Figure 4. Geometrical construction by John Dee (1527–ca 1608), in the style of Euclid’s
famous axiomatic deductive structure that set the standard for rigorous proof to Early Modern readers.
Folio 53, Parallaticae commentationis praxeosque nucleus quidam (London, 1573). Internet Archive.
University professors and mathematical practitioners had long pursued other studies that were understood as mathematical sciences because they were accomplished with geometry or arithmetic: optics (the science of vision), horology (the science of keeping time), the architecture of fortifications, navigation, geography, and bookkeeping [Katz 2014]. These subjects often appeared as personifications in depictions of the mathematical sciences, for instance in frontispieces [Remmert 2011]. People knowledgeable in these areas were often able to put their skills to work in commercial endeavours or in the military, and, although the distinction between “pure” and “applied” mathematics that we understand today did not emerge until the late 19th century, the term “mixed mathematics” was coming into use to designate those mathematical activities that seemed to reside fully in the physical world [Brown 1991; Oki 2013].

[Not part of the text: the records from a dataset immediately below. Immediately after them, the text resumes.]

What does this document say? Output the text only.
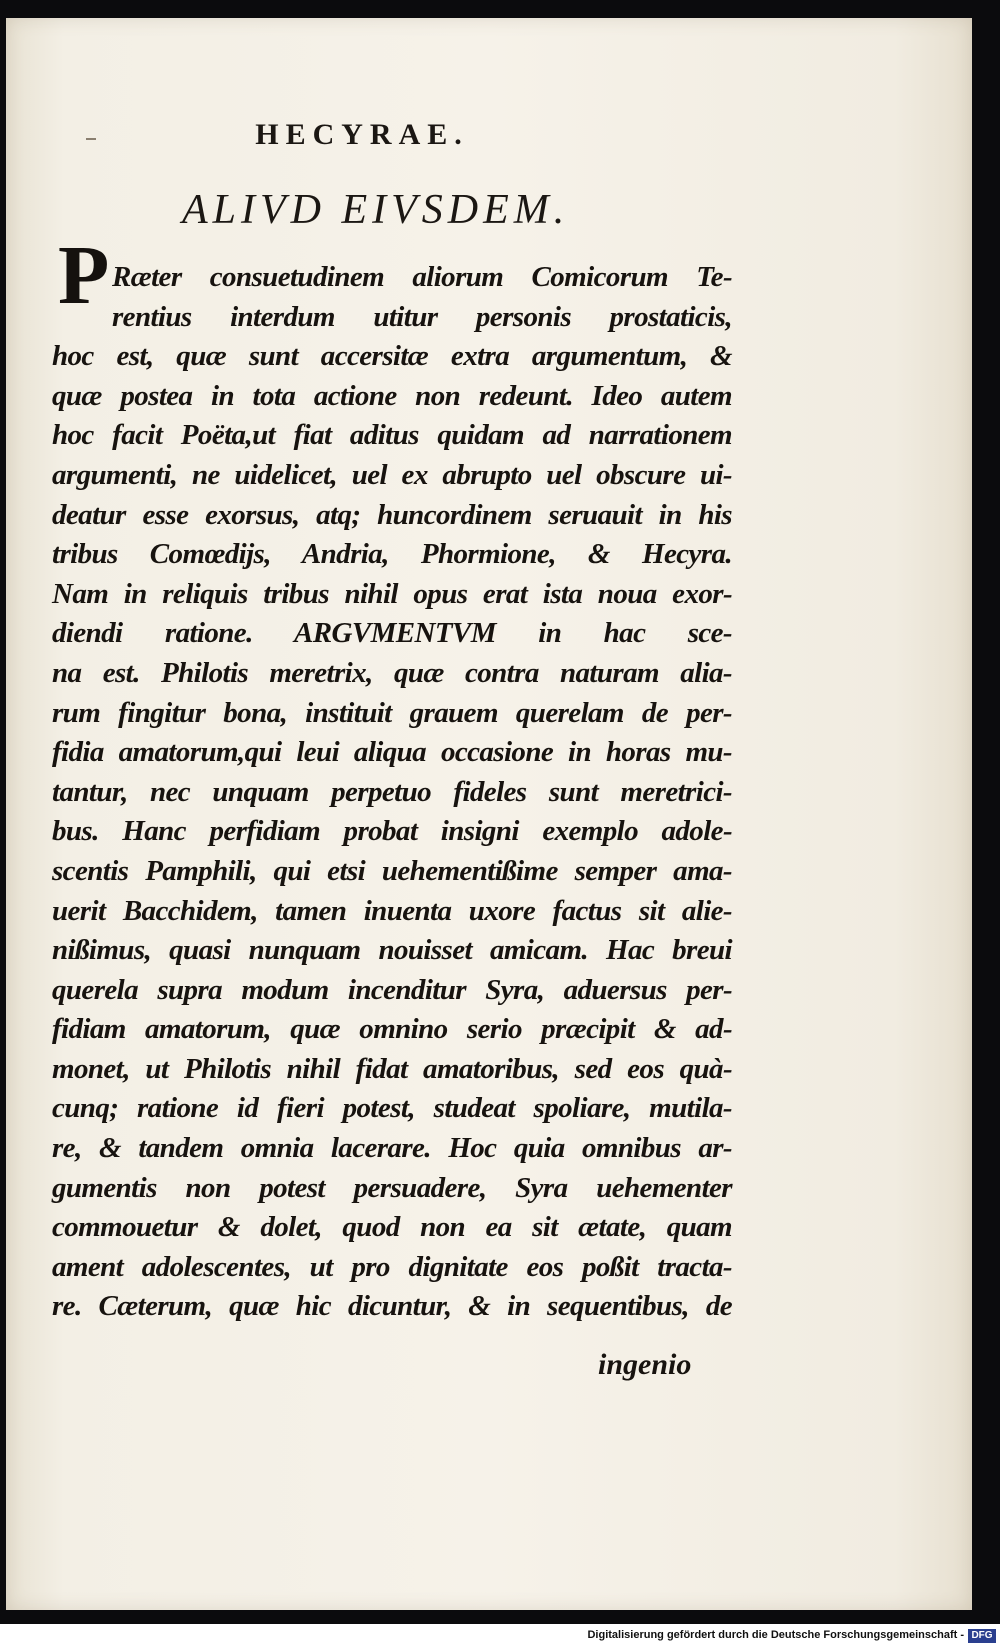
HECYRAE.
ALIVD EIVSDEM.
P Ræter consuetudinem aliorum Comicorum Te-
rentius interdum utitur personis prostaticis,
hoc est, quæ sunt accersitæ extra argumentum, &
quæ postea in tota actione non redeunt. Ideo autem
hoc facit Poëta,ut fiat aditus quidam ad narrationem
argumenti, ne uidelicet, uel ex abrupto uel obscure ui-
deatur esse exorsus, atq; huncordinem seruauit in his
tribus Comœdijs, Andria, Phormione, & Hecyra.
Nam in reliquis tribus nihil opus erat ista noua exor-
diendi ratione. ARGVMENTVM in hac sce-
na est. Philotis meretrix, quæ contra naturam alia-
rum fingitur bona, instituit grauem querelam de per-
fidia amatorum,qui leui aliqua occasione in horas mu-
tantur, nec unquam perpetuo fideles sunt meretrici-
bus. Hanc perfidiam probat insigni exemplo adole-
scentis Pamphili, qui etsi uehementißime semper ama-
uerit Bacchidem, tamen inuenta uxore factus sit alie-
nißimus, quasi nunquam nouisset amicam. Hac breui
querela supra modum incenditur Syra, aduersus per-
fidiam amatorum, quæ omnino serio præcipit & ad-
monet, ut Philotis nihil fidat amatoribus, sed eos quà-
cunq; ratione id fieri potest, studeat spoliare, mutila-
re, & tandem omnia lacerare. Hoc quia omnibus ar-
gumentis non potest persuadere, Syra uehementer
commouetur & dolet, quod non ea sit ætate, quam
ament adolescentes, ut pro dignitate eos poßit tracta-
re. Cæterum, quæ hic dicuntur, & in sequentibus, de
ingenio
Digitalisierung gefördert durch die Deutsche Forschungsgemeinschaft - DFG
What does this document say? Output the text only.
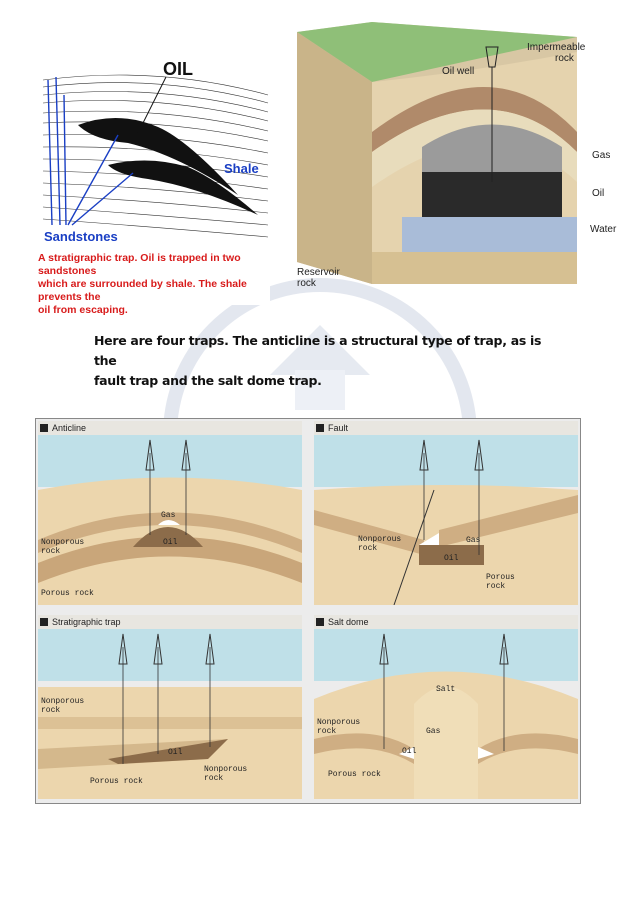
OIL
Shale
Sandstones
A stratigraphic trap. Oil is trapped in two sandstones
which are surrounded by shale. The shale prevents the
oil from escaping.
Impermeable
rock
Oil well
Gas
Oil
Water
Reservoir
rock
Here are four traps. The anticline is a structural type of trap, as is the
fault trap and the salt dome trap.
Anticline
Gas
Oil
Nonporous
rock
Porous rock
Fault
Gas
Oil
Nonporous
rock
Porous
rock
Stratigraphic trap
Oil
Nonporous
rock
Porous rock
Nonporous
rock
Salt dome
Salt
Gas
Oil
Nonporous
rock
Porous rock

Figure 5. In his translation of Euclid’s Elements, Dee produced a hierarchical map (“Groundplat”) of the mathematical sciences. Note that geometry and arithmetic are the two “principal” sciences, whereas the derived mathematical sciences include disciplines such as astronomy, statics, and navigation. Fold-out plate at page 64, The Elements of Geometrie of the Most Auncient Philosopher Evclide of Megara (London, 1570). Internet Archive.
At the same time, some intellectuals were pushing forward European knowledge of more abstract mathematics. One major development was the introduction around 1600 of logarithms by John Napier (1550–1617) and others, which had both theoretical and practical implications [Clark and Montelle 2011]. Another strand that praised Euclid and other Hellenistic mathematicians as representing the epitome of exact knowledge would culminate with the work of René Descartes (1596–1650) that started in the 1630s. Researchers, of which there were very few scattered across Europe, were concentrated within Jesuit orders and connected by ‘networks of letters,’ with the network that would be centred around the French mathematician Marin Mersenne (1588–1648) becoming particularly significant. And, the so-called pre-calculus that preceded the formulation of the infinitesimal calculus by Isaac Newton (1647–1727) and Gottfried Wilhelm Leibniz (1646–1716) in the second half of the 17th century began to unfold during this period [Bos 1996; Smolarski 2002].

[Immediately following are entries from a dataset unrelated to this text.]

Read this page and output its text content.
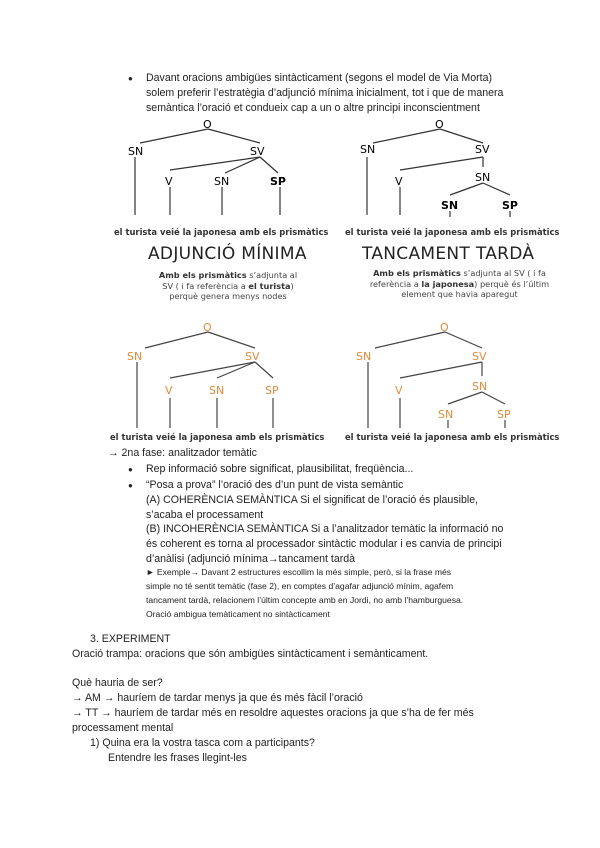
● Davant oracions ambigües sintàcticament (segons el model de Via Morta)
solem preferir l’estratègia d’adjunció mínima inicialment, tot i que de manera
semàntica l’oració et condueix cap a un o altre principi inconscientment
O
SN	SV
V	SN	SP
O
SN	SV
V	SN
SN	SP
el turista veié la japonesa amb els prismàtics el turista veié la japonesa amb els prismàtics
ADJUNCIÓ MÍNIMA	TANCAMENT TARDÀ
Amb els prismàtics s’adjunta al
SV ( i fa referència a el turista)
perquè genera menys nodes
Amb els prismàtics s’adjunta al SV ( i fa
referència a la japonesa) perquè és l’últim
element que havia aparegut
O
SN	SV
V	SN	SP
O
SN	SV
V	SN
SN	SP
el turista veié la japonesa amb els prismàtics el turista veié la japonesa amb els prismàtics
→ 2na fase: analitzador temàtic
● Rep informació sobre significat, plausibilitat, freqüència...
● “Posa a prova” l’oració des d’un punt de vista semàntic
(A) COHERÈNCIA SEMÀNTICA Si el significat de l’oració és plausible,
s’acaba el processament
(B) INCOHERÈNCIA SEMÀNTICA Si a l’analitzador temàtic la informació no
és coherent es torna al processador sintàctic modular i es canvia de principi
d’anàlisi (adjunció mínima→tancament tardà
► Exemple→ Davant 2 estructures escollim la més simple, però, si la frase més
simple no té sentit temàtic (fase 2), en comptes d’agafar adjunció mínim, agafem
tancament tardà, relacionem l’últim concepte amb en Jordi, no amb l’hamburguesa.
Oració ambigua temàticament no sintàcticament
3. EXPERIMENT
Oració trampa: oracions que són ambigües sintàcticament i semànticament.
Què hauria de ser?
→ AM → hauríem de tardar menys ja que és més fàcil l’oració
→ TT → hauríem de tardar més en resoldre aquestes oracions ja que s’ha de fer més
processament mental
1) Quina era la vostra tasca com a participants?
Entendre les frases llegint-les
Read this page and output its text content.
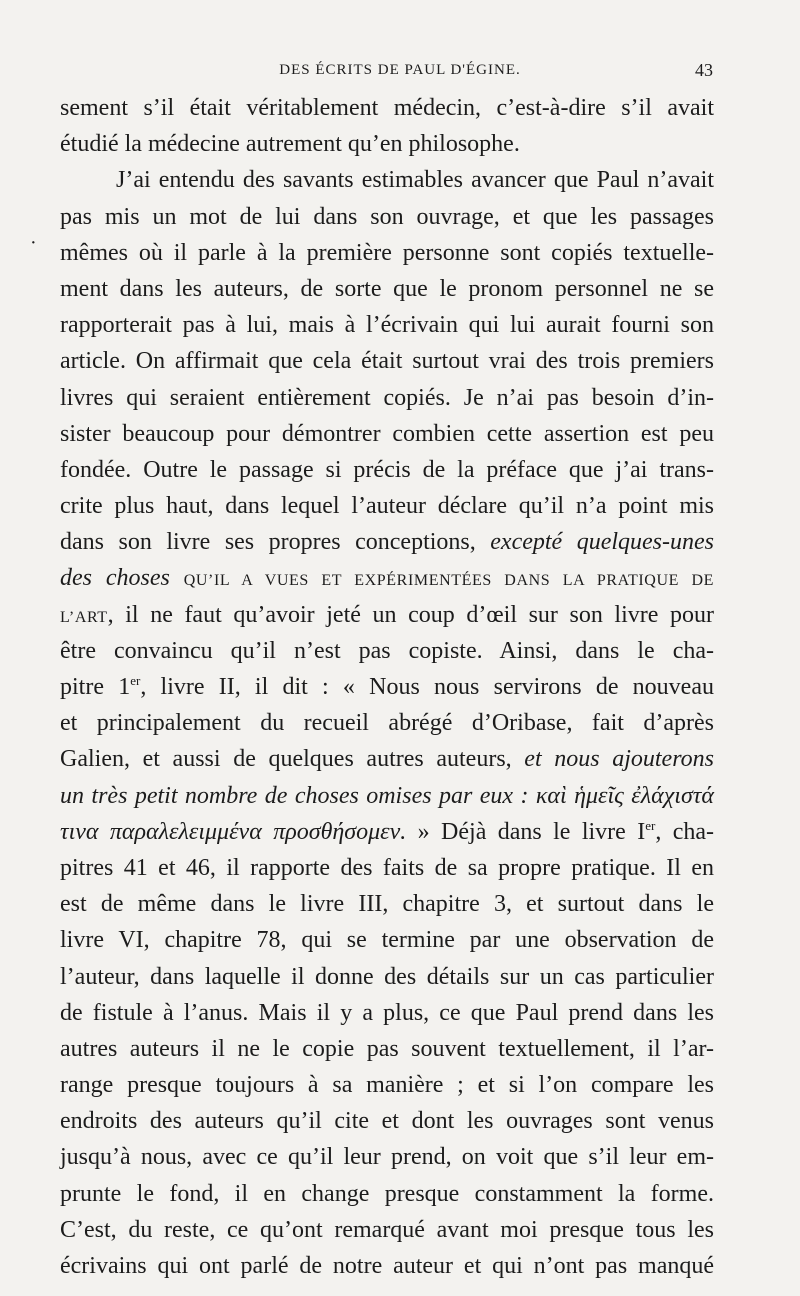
DES ÉCRITS DE PAUL D'ÉGINE.	43
·
sement s’il était véritablement médecin, c’est-à-dire s’il avait
étudié la médecine autrement qu’en philosophe.
J’ai entendu des savants estimables avancer que Paul n’avait
pas mis un mot de lui dans son ouvrage, et que les passages
mêmes où il parle à la première personne sont copiés textuelle-
ment dans les auteurs, de sorte que le pronom personnel ne se
rapporterait pas à lui, mais à l’écrivain qui lui aurait fourni son
article. On affirmait que cela était surtout vrai des trois premiers
livres qui seraient entièrement copiés. Je n’ai pas besoin d’in-
sister beaucoup pour démontrer combien cette assertion est peu
fondée. Outre le passage si précis de la préface que j’ai trans-
crite plus haut, dans lequel l’auteur déclare qu’il n’a point mis
dans son livre ses propres conceptions, excepté quelques-unes
des choses QU’IL A VUES ET EXPÉRIMENTÉES DANS LA PRATIQUE DE
L’ART, il ne faut qu’avoir jeté un coup d’œil sur son livre pour
être convaincu qu’il n’est pas copiste. Ainsi, dans le cha-
pitre 1er, livre II, il dit : « Nous nous servirons de nouveau
et principalement du recueil abrégé d’Oribase, fait d’après
Galien, et aussi de quelques autres auteurs, et nous ajouterons
un très petit nombre de choses omises par eux : καὶ ἡμεῖς ἐλάχιστά
τινα παραλελειμμένα προσθήσομεν. » Déjà dans le livre Ier, cha-
pitres 41 et 46, il rapporte des faits de sa propre pratique. Il en
est de même dans le livre III, chapitre 3, et surtout dans le
livre VI, chapitre 78, qui se termine par une observation de
l’auteur, dans laquelle il donne des détails sur un cas particulier
de fistule à l’anus. Mais il y a plus, ce que Paul prend dans les
autres auteurs il ne le copie pas souvent textuellement, il l’ar-
range presque toujours à sa manière ; et si l’on compare les
endroits des auteurs qu’il cite et dont les ouvrages sont venus
jusqu’à nous, avec ce qu’il leur prend, on voit que s’il leur em-
prunte le fond, il en change presque constamment la forme.
C’est, du reste, ce qu’ont remarqué avant moi presque tous les
écrivains qui ont parlé de notre auteur et qui n’ont pas manqué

Mathematics thus encompassed a wide variety of ideas and activities at the turn of the 17th century. Some of these variations on the meaning of mathematics and mathematicians found their way into the plays of the period, as did the debates over how mathematics related to scholastic philosophy and provided insight into the universe around us. As we shall see in the next few sections, Histrio-Mastix was situated right in the middle of the break from a traditional understanding of mathematics towards a new, more modern one that has come to epitomise the Scientific Revolution.

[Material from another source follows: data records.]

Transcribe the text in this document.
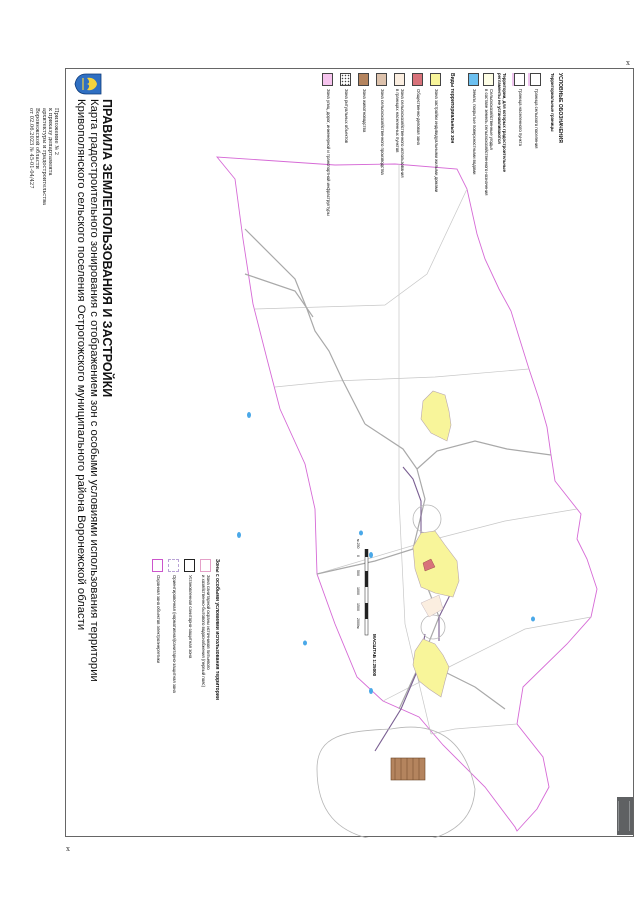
Приложение № 2
к приказу департамента
архитектуры и градостроительства
Воронежской области
от 02.06.2023 № 45-01-04/427
x
x
ПРАВИЛА ЗЕМЛЕПОЛЬЗОВАНИЯ И ЗАСТРОЙКИ
Карта градостроительного зонирования с отображением зон с особыми условиями использования территории
Кривополянского сельского поселения Острогожского муниципального района Воронежской области	УСЛОВНЫЕ ОБОЗНАЧЕНИЯ
Территориальные границы
Граница сельского поселения
Граница населенного пункта
Территории, для которых градостроительные
регламенты не устанавливаются
Сельскохозяйственные угодья
в составе земель сельскохозяйственного назначения
Земли, покрытые поверхностными водами
Виды территориальных зон
Зона застройки индивидуальными жилыми домами
Общественно-деловая зона
Зона сельскохозяйственного использования
в границах населенных пунктов
Зона сельскохозяйственного производства
Зона животноводства
Зона ритуальных объектов
Зона улиц, дорог, инженерной и транспортной инфраструктуры
Зоны с особыми условиями использования территории
Зона санитарной охраны источников питьевого
и хозяйственно-бытового водоснабжения (первый пояс)
Установленная санитарно-защитная зона
Ориентировочная (нормативная)санитарно-защитная зона
Охранная зона объектов электроэнергетики	МАСШТАБ 1:25000
м 250
0
500
1000
1500
2000м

For the cultural historian, Early Modern portrayals of mathematicians present a conundrum since the public image and the actual historical professional were out of sync: On the one hand, the mathematical sciences were rapidly developing, extending their foundations in philosophy and the classical fields of arithmetic and geometry into broad areas of physical science. And on the other hand, as we shall argue, the representation of the mathematician as a professional and cultural character underwent substantial literary development. Thus, changes in the characterisation of the mathematician can serve as a proxy for understanding fundamental developments in the views of mathematics as a discipline and its cultural expressions. Studies of other contemporary plays show that mathematicians were often portrayed as absent-minded, sexually inept, aloof, and confined to an ‘inner world’—while simultaneously being depicted as possessing a privileged access to hidden knowledge, cunning, and manipulation. All of these character traits, we must assume, resonated with the Early Modern audience, providing us with an indication of how the field of mathematics and its practitioners were viewed during a period of large-scale transformation in scientific knowledge and practice.